The password and username are both “admin.” However, the steps are a little different as we need to go to the Advanced tab on the left side and click on Port fw.
From there, we need to check Enable Port Forwarding, designate a description in the Description box, such as PS4 or Xbox. Then, in the box that says Local IP, we put in the static IP address we created.
Then, we set the protocol to Both, and it is enabled. Finally, we type in the port number, and it’s done. The port number is usually located at the end of an IP address 126.96.36.199:80.
Xplornet Hub Port Forwarding and DMZ
The Xplornet Hub comes with advanced features such as DMZ and Port Forwarding. We can find them in the Advanced Networking Features tab.
The access to these is quite similar to all the other routers.
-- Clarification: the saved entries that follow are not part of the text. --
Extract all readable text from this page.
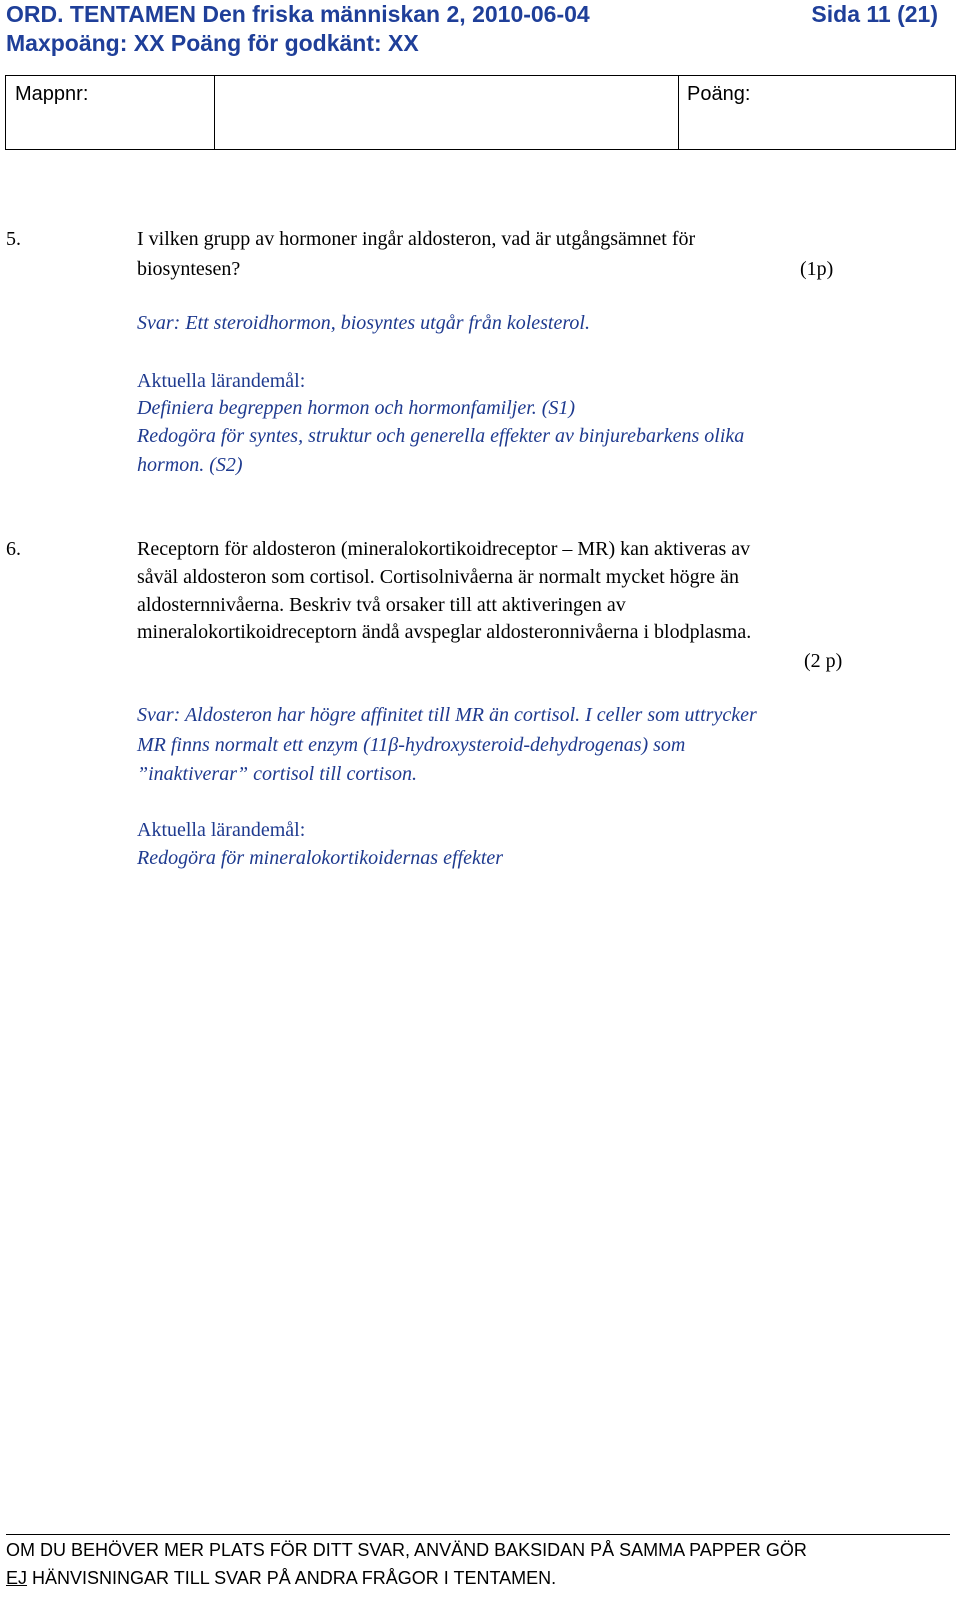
ORD. TENTAMEN Den friska människan 2, 2010-06-04	Sida 11 (21)
Maxpoäng: XX Poäng för godkänt: XX
Mappnr:	Poäng:
5.	I vilken grupp av hormoner ingår aldosteron, vad är utgångsämnet för
biosyntesen?	(1p)
Svar: Ett steroidhormon, biosyntes utgår från kolesterol.
Aktuella lärandemål:
Definiera begreppen hormon och hormonfamiljer. (S1)
Redogöra för syntes, struktur och generella effekter av binjurebarkens olika
hormon. (S2)
6.	Receptorn för aldosteron (mineralokortikoidreceptor – MR) kan aktiveras av
såväl aldosteron som cortisol. Cortisolnivåerna är normalt mycket högre än
aldosternnivåerna. Beskriv två orsaker till att aktiveringen av
mineralokortikoidreceptorn ändå avspeglar aldosteronnivåerna i blodplasma.
(2 p)
Svar: Aldosteron har högre affinitet till MR än cortisol. I celler som uttrycker
MR finns normalt ett enzym (11β-hydroxysteroid-dehydrogenas) som
”inaktiverar” cortisol till cortison.
Aktuella lärandemål:
Redogöra för mineralokortikoidernas effekter
OM DU BEHÖVER MER PLATS FÖR DITT SVAR, ANVÄND BAKSIDAN PÅ SAMMA PAPPER GÖR
EJ HÄNVISNINGAR TILL SVAR PÅ ANDRA FRÅGOR I TENTAMEN.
The only difference is that it is a hub, but it still has its IP address, and the default username and password are also “admin.”
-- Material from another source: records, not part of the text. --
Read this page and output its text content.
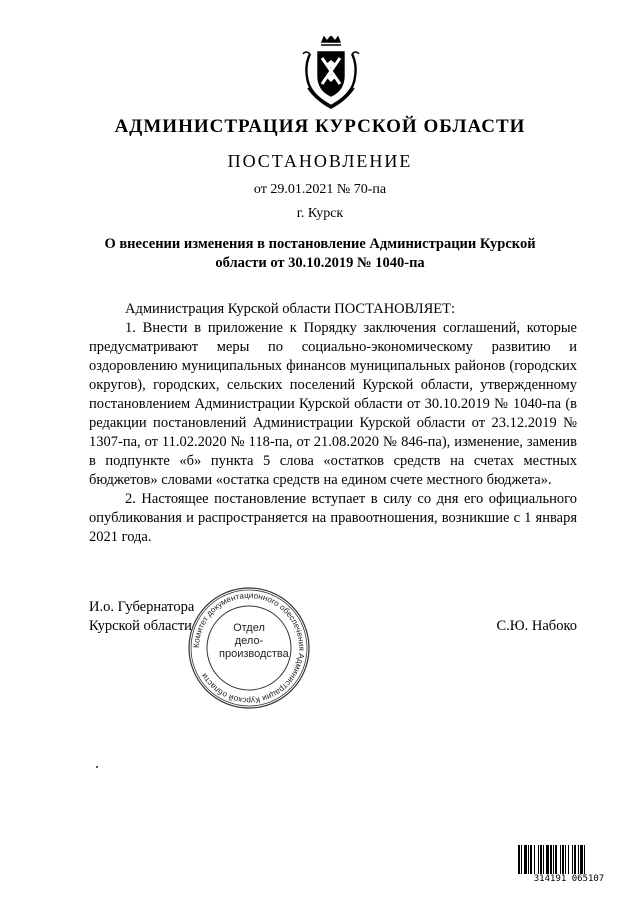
АДМИНИСТРАЦИЯ КУРСКОЙ ОБЛАСТИ
ПОСТАНОВЛЕНИЕ
от 29.01.2021 № 70-па
г. Курск
О внесении изменения в постановление Администрации Курской
области от 30.10.2019 № 1040-па

Администрация Курской области ПОСТАНОВЛЯЕТ:

1. Внести в приложение к Порядку заключения соглашений, которые предусматривают меры по социально-экономическому развитию и оздоровлению муниципальных финансов муниципальных районов (городских округов), городских, сельских поселений Курской области, утвержденному постановлением Администрации Курской области от 30.10.2019 № 1040-па (в редакции постановлений Администрации Курской области от 23.12.2019 № 1307-па, от 11.02.2020 № 118-па, от 21.08.2020 № 846-па), изменение, заменив в подпункте «б» пункта 5 слова «остатков средств на счетах местных бюджетов» словами «остатка средств на едином счете местного бюджета».

2. Настоящее постановление вступает в силу со дня его официального опубликования и распространяется на правоотношения, возникшие с 1 января 2021 года.

И.о. Губернатора
Курской области	С.Ю. Набоко
Комитет документационного обеспечения Администрации Курской области
Отдел
дело-
производства
314191 065107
Make sure to remember that routers usually have a DMZ setup option as well.
Setting Up a DMZ
Now that we’ve learned how to set up Port Forwarding, setting up a DMZ should be an even easier task.
When we log into our router, modem, or hub, we go to the Advanced Setup tab. Bear in mind that it can be a different tab according to the type of hardware we’re using.
When we enter the Advanced Setup tab, we need to navigate to the NAT (Network Address Translation) tab. There, we’ll be able to see the DMZ button.
We need to click on it, and we see the Enable circle. Once we click on that, the only thing left to do is type in that static IP address into the DMZ Host IP Address.
Finally, we need to click on Apply, and we’re done.
We have a DMZ host. Make sure to remember that this is much like Port Forwarding because a DMZ host and a DMZ are not the same things.
When it comes to security, both of these serve their purpose, and you can control the flow to your internal network from external sources using them.
So, what are those Internet security risks that are beyond those layers of protection?
Network Security Risks
The most common network security risks are computer viruses which can corrupt and delete data on our machines.
Imagine working on yearly sales reports and a virus enters the network. It has the capability to wipe out everything that we have on that network.
Hackers can also cause quite a lot of damage from anywhere in the world. If they break into the network, they can steal data, sensitive information, etc.
The most important thing is always education. Sometimes, we breach our own security without even knowing it. So it’s best to educate ourselves on how we can protect our networks.